According to researchers, amphibian foam from the nests of the túngara frog could revolutionise topical, vaginal and rectal drug delivery.

Close up photo of Tungara Frog (Engystomops pustulosus)

Tungara Frog (Engystomops pustulosus)

In a new paper published in the Royal Society Open Science, scientists showed that amphibian foam, one of the only stable naturally occurring foams, can encapsulate a range of compounds, including antibiotics; provide controlled release; and share some properties with pharmaceutical foams. Additionally, the authors reported that they are highly biocompatible, due to the sensitive nature of amphibian skin, and therefore could minimise risk of allergic reactions.

The work was undertaken by a collaborative team from Queen’s University Belfast, the University of Strathclyde and the University of Glasgow. They decided to evaluate amphibian foam after they noted its stability – lasting up to 10 days in tropical environments.

While synthetic foams have been used to deliver therapeutics and cosmetics since the 1970s, the development of biocompatible, liquid foams with high foamability and long-term stability remains a challenge. Many liquid aqueous foam formulations have useful foamability properties but poor long-term stability. Through the addition of surfactants, stability has improved but this introduces issues with biocompatibility, and increases the chance of allergic reactions.

In their study, Brozio et al. collected foam from wild túngara frogs (Engystomops pustulosus), assessed its structure and composition and made nanoparticles to deliver drugs through the foam. They found that the foam released the compounds slowly while the structure held together.  

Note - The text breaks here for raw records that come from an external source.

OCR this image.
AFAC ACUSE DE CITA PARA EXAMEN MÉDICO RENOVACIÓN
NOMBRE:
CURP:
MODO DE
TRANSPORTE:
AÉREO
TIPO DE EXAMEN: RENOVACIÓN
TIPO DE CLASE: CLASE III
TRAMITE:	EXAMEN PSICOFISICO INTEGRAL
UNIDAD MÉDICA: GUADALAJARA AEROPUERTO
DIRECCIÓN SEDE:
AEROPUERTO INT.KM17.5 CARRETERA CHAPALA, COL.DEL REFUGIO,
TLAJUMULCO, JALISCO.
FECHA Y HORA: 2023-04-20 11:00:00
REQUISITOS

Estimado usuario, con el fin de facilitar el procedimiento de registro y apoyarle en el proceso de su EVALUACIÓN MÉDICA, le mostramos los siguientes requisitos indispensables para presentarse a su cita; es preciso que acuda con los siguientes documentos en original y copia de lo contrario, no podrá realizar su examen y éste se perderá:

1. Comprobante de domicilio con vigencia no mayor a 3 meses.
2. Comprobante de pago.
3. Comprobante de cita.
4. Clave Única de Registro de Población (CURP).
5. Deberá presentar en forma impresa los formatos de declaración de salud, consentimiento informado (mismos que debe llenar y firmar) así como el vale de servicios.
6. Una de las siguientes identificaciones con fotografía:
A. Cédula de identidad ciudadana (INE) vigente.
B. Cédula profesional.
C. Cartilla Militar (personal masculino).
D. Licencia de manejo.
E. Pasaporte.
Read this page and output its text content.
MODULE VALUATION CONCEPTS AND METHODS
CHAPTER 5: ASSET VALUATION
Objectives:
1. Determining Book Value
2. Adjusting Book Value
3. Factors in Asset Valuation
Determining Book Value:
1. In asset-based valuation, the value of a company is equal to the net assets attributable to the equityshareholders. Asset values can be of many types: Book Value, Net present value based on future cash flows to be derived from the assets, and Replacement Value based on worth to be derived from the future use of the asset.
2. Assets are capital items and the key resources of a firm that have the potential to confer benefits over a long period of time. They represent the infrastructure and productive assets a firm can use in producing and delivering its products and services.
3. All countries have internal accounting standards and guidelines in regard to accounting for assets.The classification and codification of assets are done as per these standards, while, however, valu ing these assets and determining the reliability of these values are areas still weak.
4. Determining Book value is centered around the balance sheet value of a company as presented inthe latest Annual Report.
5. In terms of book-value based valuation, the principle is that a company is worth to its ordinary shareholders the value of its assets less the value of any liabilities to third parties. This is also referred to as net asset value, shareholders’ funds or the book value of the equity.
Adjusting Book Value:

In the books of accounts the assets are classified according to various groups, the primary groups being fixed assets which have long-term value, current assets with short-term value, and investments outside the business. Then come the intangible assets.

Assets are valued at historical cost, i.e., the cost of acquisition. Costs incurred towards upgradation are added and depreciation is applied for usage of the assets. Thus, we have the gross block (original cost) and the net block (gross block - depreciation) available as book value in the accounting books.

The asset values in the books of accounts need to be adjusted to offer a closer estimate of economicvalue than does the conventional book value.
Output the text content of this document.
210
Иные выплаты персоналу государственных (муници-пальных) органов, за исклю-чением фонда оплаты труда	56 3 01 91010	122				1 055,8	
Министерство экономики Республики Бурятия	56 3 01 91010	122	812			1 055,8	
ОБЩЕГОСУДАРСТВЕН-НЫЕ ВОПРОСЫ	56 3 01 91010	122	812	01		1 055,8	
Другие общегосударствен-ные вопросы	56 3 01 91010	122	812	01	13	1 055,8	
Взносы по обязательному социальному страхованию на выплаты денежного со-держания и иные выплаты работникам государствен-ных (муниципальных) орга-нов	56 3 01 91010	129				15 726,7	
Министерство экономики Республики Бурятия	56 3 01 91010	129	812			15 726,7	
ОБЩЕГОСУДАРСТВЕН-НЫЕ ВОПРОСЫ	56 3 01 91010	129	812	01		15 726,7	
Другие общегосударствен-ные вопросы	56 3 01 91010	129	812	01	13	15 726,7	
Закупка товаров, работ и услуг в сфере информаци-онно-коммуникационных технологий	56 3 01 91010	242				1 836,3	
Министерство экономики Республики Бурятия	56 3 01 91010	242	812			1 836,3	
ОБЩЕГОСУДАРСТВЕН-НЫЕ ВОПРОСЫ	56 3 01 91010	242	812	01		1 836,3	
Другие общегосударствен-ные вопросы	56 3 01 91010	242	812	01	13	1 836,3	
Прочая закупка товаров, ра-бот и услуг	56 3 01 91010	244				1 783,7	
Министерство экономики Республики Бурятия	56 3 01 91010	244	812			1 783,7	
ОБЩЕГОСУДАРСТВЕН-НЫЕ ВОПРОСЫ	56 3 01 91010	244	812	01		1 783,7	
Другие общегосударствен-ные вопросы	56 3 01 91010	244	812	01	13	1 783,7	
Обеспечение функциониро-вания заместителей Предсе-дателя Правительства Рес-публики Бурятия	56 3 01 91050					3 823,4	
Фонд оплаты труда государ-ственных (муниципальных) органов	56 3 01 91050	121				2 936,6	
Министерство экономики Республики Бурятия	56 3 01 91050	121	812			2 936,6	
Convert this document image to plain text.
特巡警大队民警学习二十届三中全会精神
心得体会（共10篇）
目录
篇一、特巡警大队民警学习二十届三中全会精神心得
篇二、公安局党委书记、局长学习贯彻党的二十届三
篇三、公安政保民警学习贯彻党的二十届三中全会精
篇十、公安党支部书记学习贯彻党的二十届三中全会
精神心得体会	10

Dr Dimitrios Lamprou, from the School of Pharmacy at Queen’s University Belfast, explained: “In testing the foam in our labs, we analysed the properties of the foam and were impressed that not only was it strong and durable, but when we administered drugs, they were released over a long period of time. This controlled release and stable compounds has huge implications for drug delivery.  

“One practical example could be with burn treatment whereby the foam would enable the drugs to be delivered under the bandage over a longer period, without needed to remove the bandages frequently, which would reduce the chance of infection. Organic structures are also less irritable and less likely to cause allergies to human skin. Further testing is needed, but we are excited about the prospect of this novel drug delivery which could be used for proteins or siRNA.” 

The team have successfully produced the foam’s proteins in a laboratory using bacteria, acknowledging that the frogs would not be able to produce enough foam to meet manufacturing demands. The next stage of the research will focus on the ability to scale up the reproduction of the exact foam properties in a laboratory setting.  

Dr Paul Hoskisson at the University of Strathclyde and researcher on the study, added: “This is the first time an amphibian foam has been used for drug delivery. It should give us a nice, safe delivery vehicle that can be administered to patients without any fear of making them sick, unlike many of the other synthetic delivery vehicles. We are now looking at reproducing the exact foam as well as more focus on analysing more drugs to see which lend themselves better to this type of drug delivery.”